If an EIFS with Drainage, or water-managed EIFS is installed, a water resistive barrier (aka a WRB) is first installed over the substrate (generally glass faced exterior-grade gypsum sheathing, oriented strand board (OSB) or plywood). The moisture barrier is applied to the entire wall surface with a mesh tape over joints and a liquid-applied membrane or a protective wrap like tyvek or felt paper. Then a drainage cavity is created and the other 3 layers, described above, are added. This type of EIFS is required by many building codes areas on wood-frame construction and is intended to provide a path for incidental water that may get behind the EIFS with a safe route back to the outside. The purpose is to preclude water from damaging the supporting wall.

Adhesives and finishes are water-based, and thus must be installed at temperatures well above freezing. Two types of adhesives used contain Portland cement ("cementitious"), or do not have any Portland cement ("cementless"). Adhesives that contain Portland cement harden by the chemical reaction of the cement with water. Adhesives and finishes that are cementless harden by the evaporation of water. Adhesives come in two forms: The most common is in a plastic pail as a paste, to which Portland cement is added and as dry powders in sacks, to which water is added. Finishes come in a plastic pail, ready to use, like paint. EIFS insulation comes in individual pieces, usually 2' x 4', in large bags. The pieces are trimmed to fit the wall at the construction site.

==Legal issues==
EIFS systems have been the subject of several lawsuits in the United States, mostly related to the installation process and failure of the system causing moisture buildups and subsequent mold growth. The most notable case concerned the former San Martin, California courthouse. This case was settled for $12 million.

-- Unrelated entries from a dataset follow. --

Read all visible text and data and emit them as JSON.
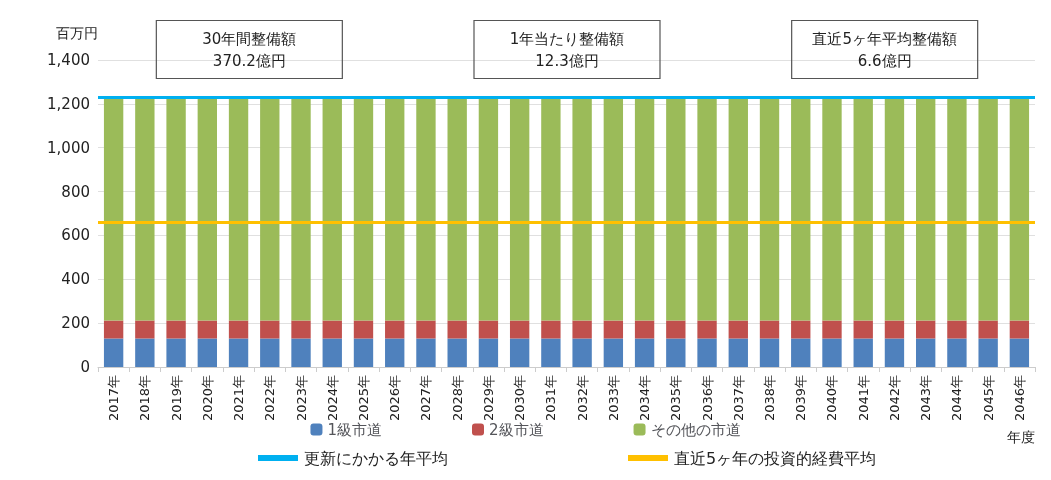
{
  "chart_data": {
    "type": "bar",
    "stacked": true,
    "ylabel": "百万円",
    "xlabel": "年度",
    "categories": [
      "2017年",
      "2018年",
      "2019年",
      "2020年",
      "2021年",
      "2022年",
      "2023年",
      "2024年",
      "2025年",
      "2026年",
      "2027年",
      "2028年",
      "2029年",
      "2030年",
      "2031年",
      "2032年",
      "2033年",
      "2034年",
      "2035年",
      "2036年",
      "2037年",
      "2038年",
      "2039年",
      "2040年",
      "2041年",
      "2042年",
      "2043年",
      "2044年",
      "2045年",
      "2046年"
    ],
    "series": [
      {
        "name": "1級市道",
        "color": "#4f81bd",
        "values": [
          130,
          130,
          130,
          130,
          130,
          130,
          130,
          130,
          130,
          130,
          130,
          130,
          130,
          130,
          130,
          130,
          130,
          130,
          130,
          130,
          130,
          130,
          130,
          130,
          130,
          130,
          130,
          130,
          130,
          130
        ]
      },
      {
        "name": "2級市道",
        "color": "#c0504d",
        "values": [
          82,
          82,
          82,
          82,
          82,
          82,
          82,
          82,
          82,
          82,
          82,
          82,
          82,
          82,
          82,
          82,
          82,
          82,
          82,
          82,
          82,
          82,
          82,
          82,
          82,
          82,
          82,
          82,
          82,
          82
        ]
      },
      {
        "name": "その他の市道",
        "color": "#9bbb59",
        "values": [
          1018,
          1018,
          1018,
          1018,
          1018,
          1018,
          1018,
          1018,
          1018,
          1018,
          1018,
          1018,
          1018,
          1018,
          1018,
          1018,
          1018,
          1018,
          1018,
          1018,
          1018,
          1018,
          1018,
          1018,
          1018,
          1018,
          1018,
          1018,
          1018,
          1018
        ]
      }
    ],
    "ref_lines": [
      {
        "axis": "y",
        "value": 1230,
        "label": "更新にかかる年平均",
        "color": "#00b0f0"
      },
      {
        "axis": "y",
        "value": 660,
        "label": "直近5ヶ年の投資的経費平均",
        "color": "#ffc000"
      }
    ],
    "annotations": [
      "30年間整備額\n370.2億円",
      "1年当たり整備額\n12.3億円",
      "直近5ヶ年平均整備額\n6.6億円"
    ],
    "ylim": [
      0,
      1400
    ],
    "yticks": [
      0,
      200,
      400,
      600,
      800,
      {
        "value": 1000,
        "label": "1,000"
      },
      {
        "value": 1200,
        "label": "1,200"
      },
      {
        "value": 1400,
        "label": "1,400"
      }
    ],
    "grid": "y",
    "legend": "bottom"
  }
}
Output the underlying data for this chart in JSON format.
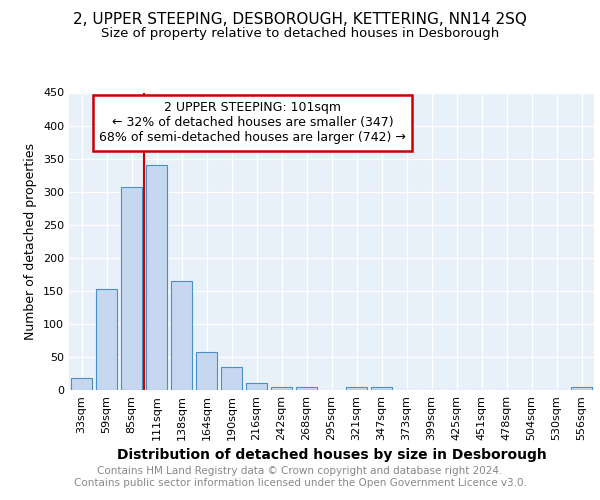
{
  "title": "2, UPPER STEEPING, DESBOROUGH, KETTERING, NN14 2SQ",
  "subtitle": "Size of property relative to detached houses in Desborough",
  "xlabel": "Distribution of detached houses by size in Desborough",
  "ylabel": "Number of detached properties",
  "footer_line1": "Contains HM Land Registry data © Crown copyright and database right 2024.",
  "footer_line2": "Contains public sector information licensed under the Open Government Licence v3.0.",
  "annotation_line1": "2 UPPER STEEPING: 101sqm",
  "annotation_line2": "← 32% of detached houses are smaller (347)",
  "annotation_line3": "68% of semi-detached houses are larger (742) →",
  "bar_labels": [
    "33sqm",
    "59sqm",
    "85sqm",
    "111sqm",
    "138sqm",
    "164sqm",
    "190sqm",
    "216sqm",
    "242sqm",
    "268sqm",
    "295sqm",
    "321sqm",
    "347sqm",
    "373sqm",
    "399sqm",
    "425sqm",
    "451sqm",
    "478sqm",
    "504sqm",
    "530sqm",
    "556sqm"
  ],
  "bar_values": [
    18,
    153,
    307,
    340,
    165,
    57,
    35,
    10,
    5,
    5,
    0,
    5,
    5,
    0,
    0,
    0,
    0,
    0,
    0,
    0,
    5
  ],
  "bar_color": "#c5d8f0",
  "bar_edge_color": "#4a90c4",
  "red_line_x": 2.5,
  "ylim": [
    0,
    450
  ],
  "yticks": [
    0,
    50,
    100,
    150,
    200,
    250,
    300,
    350,
    400,
    450
  ],
  "bg_color": "#e8f0fa",
  "grid_color": "#ffffff",
  "annotation_box_color": "#ffffff",
  "annotation_box_edge": "#cc0000",
  "title_fontsize": 11,
  "subtitle_fontsize": 9.5,
  "xlabel_fontsize": 10,
  "ylabel_fontsize": 9,
  "tick_fontsize": 8,
  "footer_fontsize": 7.5,
  "annotation_fontsize": 9
}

The basic underlying problem behind EIFS litigation was that EIFS was marketed as a cost-effective replacement for stucco. Stucco is expensive to install because it must be carefully applied by skilled craftsmen. General contractors switched to EIFS because they were supposed to be easy to install with unskilled or semi-skilled labor and would not crack like traditional stucco. Although EIFS if properly installed according to the manufacturer's directions should not have water intrusion problems, many installers cut corners by using insufficiently trained labor and also failed to supervise their work adequately. In turn, thousands of EIFS installations were noncompliant and suffered severe water intrusion and mold as a result. While the EIFS industry has consistently tried to shift the blame to installing contractors, the construction industry has retorted that using journeymen carpenters in turn eliminates the cost advantage of EIFS over stucco, and that the EIFS industry should have anticipated this issue and engineered its products from the beginning to be installed by unskilled labor or semi-skilled labor (that is, it should have been a fault-tolerant design).

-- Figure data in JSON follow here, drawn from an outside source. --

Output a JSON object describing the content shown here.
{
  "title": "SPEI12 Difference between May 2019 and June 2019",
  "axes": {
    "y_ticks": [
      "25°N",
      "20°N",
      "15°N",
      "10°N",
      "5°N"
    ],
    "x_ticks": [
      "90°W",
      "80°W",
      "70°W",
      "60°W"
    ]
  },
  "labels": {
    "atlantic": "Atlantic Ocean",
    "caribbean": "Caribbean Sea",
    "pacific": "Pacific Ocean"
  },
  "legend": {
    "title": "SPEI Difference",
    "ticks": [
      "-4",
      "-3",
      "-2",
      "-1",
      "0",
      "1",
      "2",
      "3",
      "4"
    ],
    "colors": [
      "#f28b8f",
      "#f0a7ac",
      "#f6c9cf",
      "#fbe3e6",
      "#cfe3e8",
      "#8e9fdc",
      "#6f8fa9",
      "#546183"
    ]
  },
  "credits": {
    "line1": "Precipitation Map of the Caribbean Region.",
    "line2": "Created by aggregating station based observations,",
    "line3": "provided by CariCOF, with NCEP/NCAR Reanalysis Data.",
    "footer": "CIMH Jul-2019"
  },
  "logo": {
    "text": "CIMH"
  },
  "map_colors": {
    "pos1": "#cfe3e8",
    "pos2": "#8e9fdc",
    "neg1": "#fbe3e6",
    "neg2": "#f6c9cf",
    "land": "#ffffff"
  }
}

==Marketing of EIFS & the EIFS industry==
EIFS account for about 10% of the US commercial wall cladding market. There are several dozen EIFS manufacturers in North America. Some sell nationwide, and some are regional in their area of business operations. The top five EIFS producers account for about 90% of the US market. These producers include Dryvit Systems, STO Corp., Sika (including Senergy, Parex and LaHabra brands), and Master Wall.

==EIFS architectural details==
EIFS offer the option of adding architectural details that are composed of the same materials. These mouldings come in a variety of shapes and sizes. They are widely used on residential and commercial projects in North America and are gaining popularity worldwide.